What to consider when installing hard floors in Stata Building:
Each apartment building will have its own strata plan and associated by-laws. Often older by-laws may have a simple clause such as “any new floor should be covered or otherwise treated to an extent sufficient to prevent the transmission from the floor space of noise likely to disturb the peaceful enjoyment of the owner or occupier of another lot.” These types of by-laws can be difficult to access as subjective interpretations of sound can vary greatly.
However, by-laws can also include clauses that specify particular sound level performances for floors, as well as different criteria for various rooms. For example, “An owner of a Lot must ensure that all floor spaces within all Bedrooms of the Lot is covered or otherwise treated to an extent sufficient to achieve a minimum AAAC (Association of Australian Acoustical Consultants) 6 Star rating.”
In both instances, advice from a qualified acoustic engineer should be sought prior to purchase and installation of a new floor system.
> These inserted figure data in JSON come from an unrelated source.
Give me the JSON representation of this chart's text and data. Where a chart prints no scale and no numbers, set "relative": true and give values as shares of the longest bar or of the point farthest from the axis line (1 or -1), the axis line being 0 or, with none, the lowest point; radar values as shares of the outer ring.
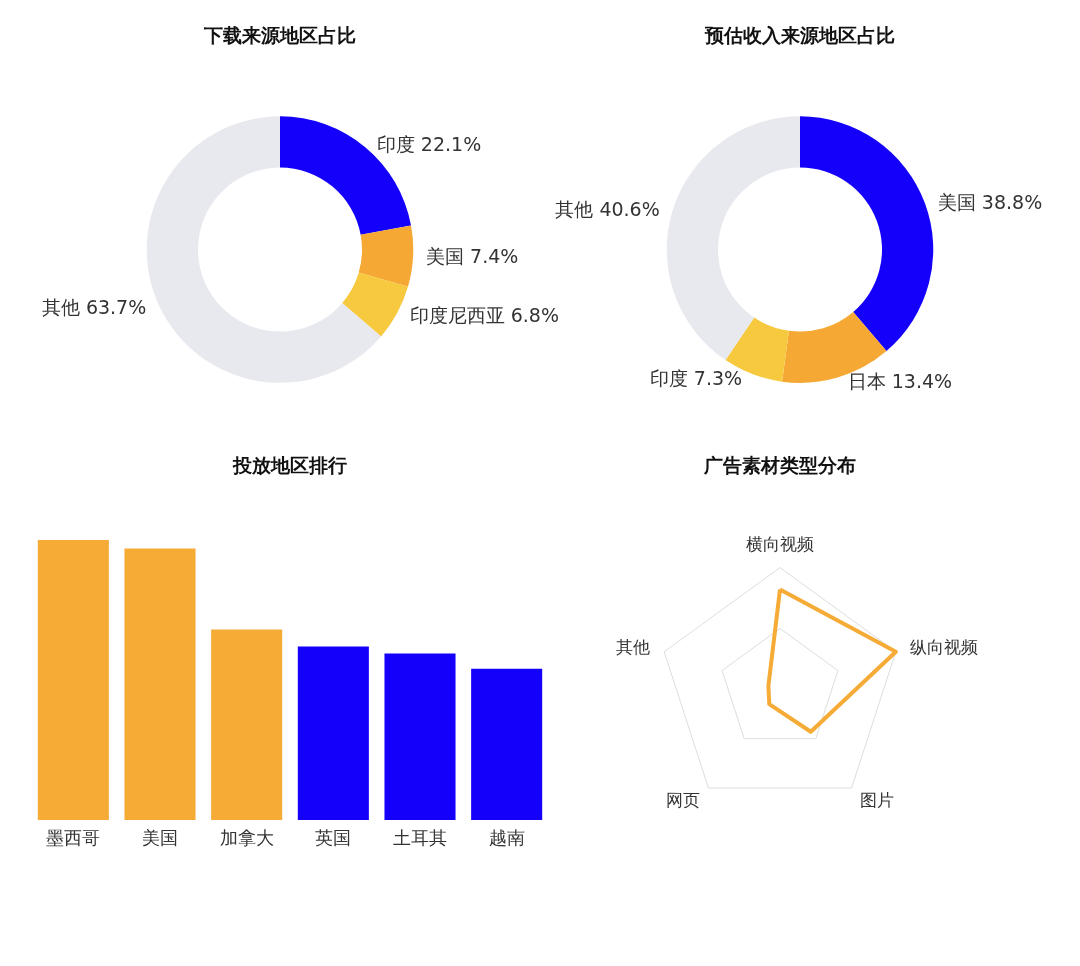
{
  "chart_data": [
    {
      "type": "donut",
      "title": "下载来源地区占比",
      "categories": [
        "印度",
        "美国",
        "印度尼西亚",
        "其他"
      ],
      "values": [
        22.1,
        7.4,
        6.8,
        63.7
      ],
      "value_labels": [
        "22.1%",
        "7.4%",
        "6.8%",
        "63.7%"
      ],
      "colors": [
        "#1400fa",
        "#f5a833",
        "#f7c93e",
        "#e8e9ee"
      ]
    },
    {
      "type": "donut",
      "title": "预估收入来源地区占比",
      "categories": [
        "美国",
        "日本",
        "印度",
        "其他"
      ],
      "values": [
        38.8,
        13.4,
        7.3,
        40.6
      ],
      "value_labels": [
        "38.8%",
        "13.4%",
        "7.3%",
        "40.6%"
      ],
      "colors": [
        "#1400fa",
        "#f5a833",
        "#f7c93e",
        "#e8e9ee"
      ]
    },
    {
      "type": "bar",
      "title": "投放地区排行",
      "relative": true,
      "categories": [
        "墨西哥",
        "美国",
        "加拿大",
        "英国",
        "土耳其",
        "越南"
      ],
      "values": [
        1,
        0.97,
        0.68,
        0.62,
        0.595,
        0.54
      ],
      "colors": [
        "#f5ab35",
        "#f5ab35",
        "#f5ab35",
        "#1400fa",
        "#1400fa",
        "#1400fa"
      ]
    },
    {
      "type": "radar",
      "title": "广告素材类型分布",
      "relative": true,
      "marker": "none",
      "categories": [
        "横向视频",
        "纵向视频",
        "图片",
        "网页",
        "其他"
      ],
      "series": [
        {
          "color": "#f5ab35",
          "values": [
            0.82,
            1,
            0.43,
            0.15,
            0.1
          ]
        }
      ]
    }
  ]
}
- Product Data: The product data available to the general public should not be taken on face value. The fact that specific building constructions always have some element of uniqueness means that it is not guaranteed that the rating specified in the manufacturer’s data will directly translate to the installed floor system. Their tests results are based on laboratory measurements.
In other words, if an acoustic underlay states that it can achieve an Ln,w of 45, it is important to note i) the size of the sample tested, ii) if the sample/s were loose-laid or glued, iii) if there was a suspended ceiling in the room below, and iv) the type and thickness of sample floor covering tested.
- Product knowledge: Know your options. There are a vast number of acoustic underlays available on the Australian market and each product is developed for a specific application. Some of the most popular are rubber and/or cork-based mats, and polyester-based products. Each has different acoustic properties and benefits, so it is important to consider the application, thickness of the underlay, and the noise requirements for your specific situation. A qualified acoustic engineer will be able to guide you in the right direction.
Other important aspects to consider:
- Keeping in mind that the sound isolation of a floor can vary from room to room and building to building, it is wise to consider having sample tests of the proposed floor covering and underly conducted prior to purchase and installation of the floor. This will minimise the risk that the installed floor will not meet the by-law requirements.
- Existing door heights and skirting may need to be altered if a thicker underlay is needed to provide the required isolation.
- Location of the floor to be treated relative to the room below. For example, a tiled outdoor terrace or gym room located directly above a bedroom will be more problematic than the floor of a residential living room directly above the living room of the apartment below.